Voyeurism is the sexual interest in spying on people engaged in intimate behaviors, such as undressing, sexual activity, or urinating. It is classified as a paraphilia in the Diagnostic and Statistical Manual of the American Psychiatric Association and a disorder of sexual preference in the ICD-10. The diagnosis would not be given to people who experience typical sexual arousal simply by seeing nudity or sexual activity; the aspect of spying is central to paraphilic voyeurism. The word derives from French verb voir (to see) with the -eur suffix that translates as -er in English. A literal translation would then be “seer” or "observer", with pejorative connotations.
Also, the word voyeur can define someone who receives enjoyment from witnessing other people's suffering or misfortune; see schadenfreude.
In R v Turner (2006) All ER (D) 95 (Jan) the defendant was the manager of a sports centre who recorded footage of four women taking showers. There was no indication that the footage had been shown to anyone else or distributed in any way. The defendant pleaded guilty at the first opportunity and asked that another offense be taken into consideration. He expressed remorse. The Court of Appeal confirmed a sentence of nine months imprisonment to reflect the seriousness of the defendant's abuse of trust and the traumatic effect on the victims.

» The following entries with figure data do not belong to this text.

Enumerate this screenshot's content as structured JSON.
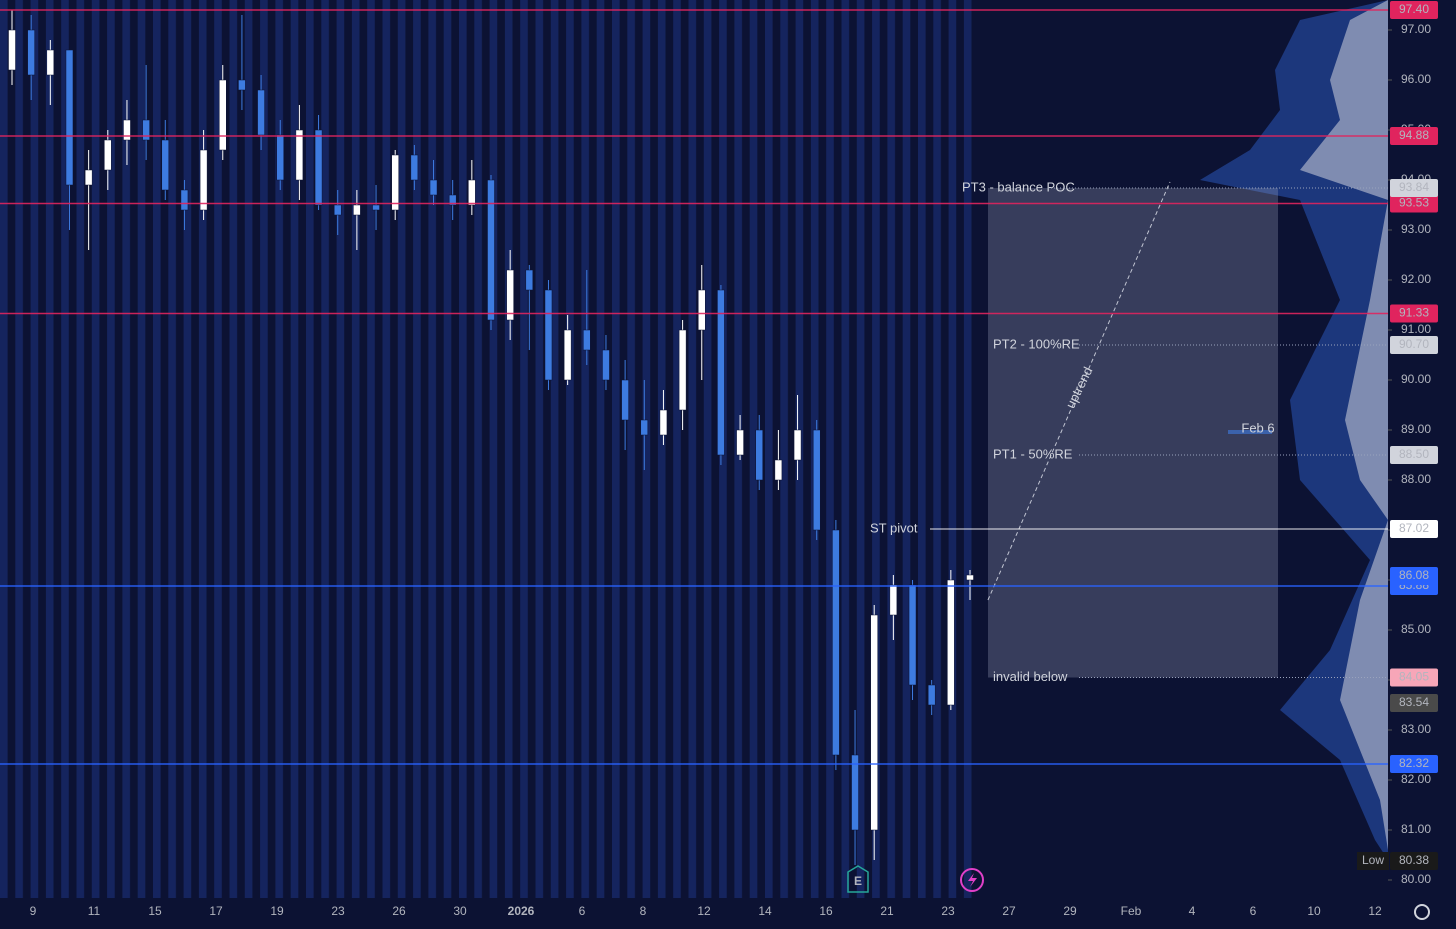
{
  "chart_data": {
    "type": "candlestick",
    "up_color": "#ffffff",
    "down_color": "#3d7be0",
    "ylim": [
      79.64,
      97.6
    ],
    "yticks": [
      {
        "value": 80,
        "label": "80.00"
      },
      {
        "value": 81,
        "label": "81.00"
      },
      {
        "value": 82,
        "label": "82.00"
      },
      {
        "value": 83,
        "label": "83.00"
      },
      {
        "value": 84,
        "label": "84.00"
      },
      {
        "value": 85,
        "label": "85.00"
      },
      {
        "value": 86,
        "label": "86.00"
      },
      {
        "value": 87,
        "label": "87.00"
      },
      {
        "value": 88,
        "label": "88.00"
      },
      {
        "value": 89,
        "label": "89.00"
      },
      {
        "value": 90,
        "label": "90.00"
      },
      {
        "value": 91,
        "label": "91.00"
      },
      {
        "value": 92,
        "label": "92.00"
      },
      {
        "value": 93,
        "label": "93.00"
      },
      {
        "value": 94,
        "label": "94.00"
      },
      {
        "value": 95,
        "label": "95.00"
      },
      {
        "value": 96,
        "label": "96.00"
      },
      {
        "value": 97,
        "label": "97.00"
      }
    ],
    "x_labels": [
      "9",
      "11",
      "15",
      "17",
      "19",
      "23",
      "26",
      "30",
      "2026",
      "6",
      "8",
      "12",
      "14",
      "16",
      "21",
      "23",
      "27",
      "29",
      "Feb",
      "4",
      "6",
      "10",
      "12"
    ],
    "open": [
      96.2,
      97.0,
      96.1,
      96.6,
      93.9,
      94.2,
      94.8,
      95.2,
      94.8,
      93.8,
      93.4,
      94.6,
      96.0,
      95.8,
      94.9,
      94.0,
      95.0,
      93.5,
      93.3,
      93.5,
      93.4,
      94.5,
      94.0,
      93.7,
      93.5,
      94.0,
      91.2,
      92.2,
      91.8,
      90.0,
      91.0,
      90.6,
      90.0,
      89.2,
      88.9,
      89.4,
      91.0,
      91.8,
      88.5,
      89.0,
      88.0,
      88.4,
      89.0,
      87.0,
      82.5,
      81.0,
      85.3,
      85.9,
      83.9,
      83.5,
      86.0
    ],
    "high": [
      97.4,
      97.3,
      96.8,
      96.6,
      94.6,
      95.0,
      95.6,
      96.3,
      95.2,
      94.0,
      95.0,
      96.3,
      97.3,
      96.1,
      95.2,
      95.5,
      95.3,
      93.8,
      93.8,
      93.9,
      94.6,
      94.7,
      94.4,
      94.0,
      94.4,
      94.1,
      92.6,
      92.3,
      92.0,
      91.3,
      92.2,
      90.9,
      90.4,
      90.0,
      89.8,
      91.2,
      92.3,
      91.9,
      89.3,
      89.3,
      89.0,
      89.7,
      89.2,
      87.2,
      83.4,
      85.5,
      86.1,
      86.0,
      84.0,
      86.2,
      86.2
    ],
    "low": [
      95.9,
      95.6,
      95.5,
      93.0,
      92.6,
      93.8,
      94.3,
      94.4,
      93.6,
      93.0,
      93.2,
      94.4,
      95.4,
      94.6,
      93.8,
      93.6,
      93.4,
      92.9,
      92.6,
      93.0,
      93.2,
      93.8,
      93.5,
      93.2,
      93.3,
      91.0,
      90.8,
      90.6,
      89.8,
      89.9,
      90.3,
      89.8,
      88.6,
      88.2,
      88.7,
      89.0,
      90.0,
      88.3,
      88.4,
      87.8,
      87.8,
      88.0,
      86.8,
      82.2,
      80.3,
      80.4,
      84.8,
      83.6,
      83.3,
      83.4,
      85.6
    ],
    "close": [
      97.0,
      96.1,
      96.6,
      93.9,
      94.2,
      94.8,
      95.2,
      94.8,
      93.8,
      93.4,
      94.6,
      96.0,
      95.8,
      94.9,
      94.0,
      95.0,
      93.5,
      93.3,
      93.5,
      93.4,
      94.5,
      94.0,
      93.7,
      93.5,
      94.0,
      91.2,
      92.2,
      91.8,
      90.0,
      91.0,
      90.6,
      90.0,
      89.2,
      88.9,
      89.4,
      91.0,
      91.8,
      88.5,
      89.0,
      88.0,
      88.4,
      89.0,
      87.0,
      82.5,
      81.0,
      85.3,
      85.9,
      83.9,
      83.5,
      86.0,
      86.1
    ],
    "levels": [
      {
        "value": 97.4,
        "label": "97.40",
        "color": "#e0245e",
        "line": "full"
      },
      {
        "value": 94.88,
        "label": "94.88",
        "color": "#e0245e",
        "line": "full"
      },
      {
        "value": 93.53,
        "label": "93.53",
        "color": "#e0245e",
        "line": "full"
      },
      {
        "value": 91.33,
        "label": "91.33",
        "color": "#e0245e",
        "line": "full"
      },
      {
        "value": 87.02,
        "label": "87.02",
        "color": "#ffffff",
        "line": "partial",
        "note": "ST pivot"
      },
      {
        "value": 85.88,
        "label": "85.88",
        "color": "#2962ff",
        "line": "full"
      },
      {
        "value": 82.32,
        "label": "82.32",
        "color": "#2962ff",
        "line": "full"
      }
    ],
    "markers": [
      {
        "value": 93.84,
        "label": "93.84",
        "color": "#d1d4dc",
        "note": "PT3 - balance POC"
      },
      {
        "value": 90.7,
        "label": "90.70",
        "color": "#d1d4dc",
        "note": "PT2 - 100%RE"
      },
      {
        "value": 88.5,
        "label": "88.50",
        "color": "#d1d4dc",
        "note": "PT1 - 50%RE"
      },
      {
        "value": 86.08,
        "label": "86.08",
        "color": "#2962ff"
      },
      {
        "value": 84.05,
        "label": "84.05",
        "color": "#f7a6b8",
        "note": "invalid below"
      },
      {
        "value": 83.54,
        "label": "83.54",
        "color": "#4a4a4a"
      },
      {
        "value": 80.38,
        "label": "80.38",
        "color": "#1a1a1a",
        "tag": "Low"
      }
    ],
    "trend_label": "uptrend",
    "date_note": "Feb 6",
    "event_marker": "E"
  }
}
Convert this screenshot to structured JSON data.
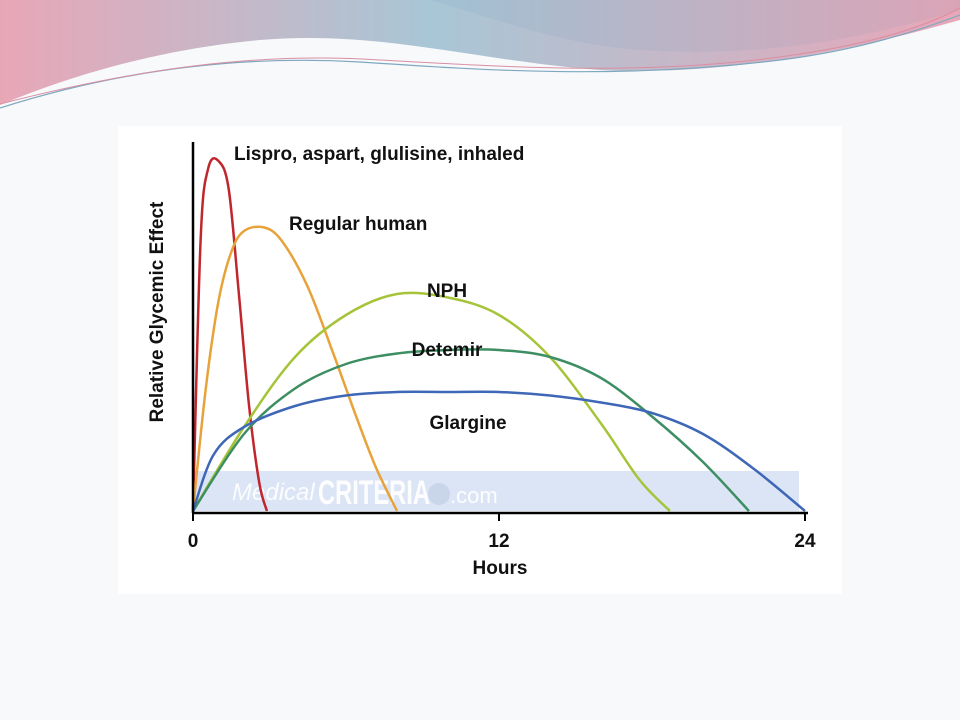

In Canada, voyeurism was not a crime when the case Frey v. Fedoruk et al. arose in 1947. In that case, in 1950, the Supreme Court of Canada decided courts could not criminalize peeping by classifying it as a breach of the peace; Parliament would have to specifically outlaw it. On November 1, 2005, this was done when section 162 was added to the Canadian Criminal Code, declaring voyeurism as a sexual offense.
Some individuals who engage in "nuisance" offenses (such as peeping) may also have a propensity for violence. Voyeurs may demonstrate some characteristics that are common, but not universal, among sexual offenders of all types including sadistic or violent offenders who invest considerable time and effort in the capturing of a victim (or image of a victim); careful, methodical planning devoted to the selection and preparation of equipment; and often meticulous attention to detail.
In the United States, video voyeurism is criminalized in nine states. The original case responsible for the criminalization has been made into a television movie called Video Voyeur and documents the criminalization of secret photography. Criminal voyeurism statutes are related to invasion of privacy laws but are specific to unlawful surreptitious surveillance without consent and unlawful recordings including the broadcast, dissemination, publication, or selling of recordings involving places and times when a person has a reasonable expectation of privacy and a reasonable supposition that he or she is not being photographed or filmed by "any mechanical, digital or electronic viewing device, camera or any other instrument capable of recording, storing or transmitting visual images that can be utilized to observe a person.
Some institutions, such as gyms and schools, have banned camera phones because of the privacy issues they raise in areas like changerooms. Saudi Arabia banned the sale of camera phones nationwide for a period, but reallowed their sale in 2004. South Korea requires that all camera phones sold in the country make a clearly audible sound whenever a picture is taken.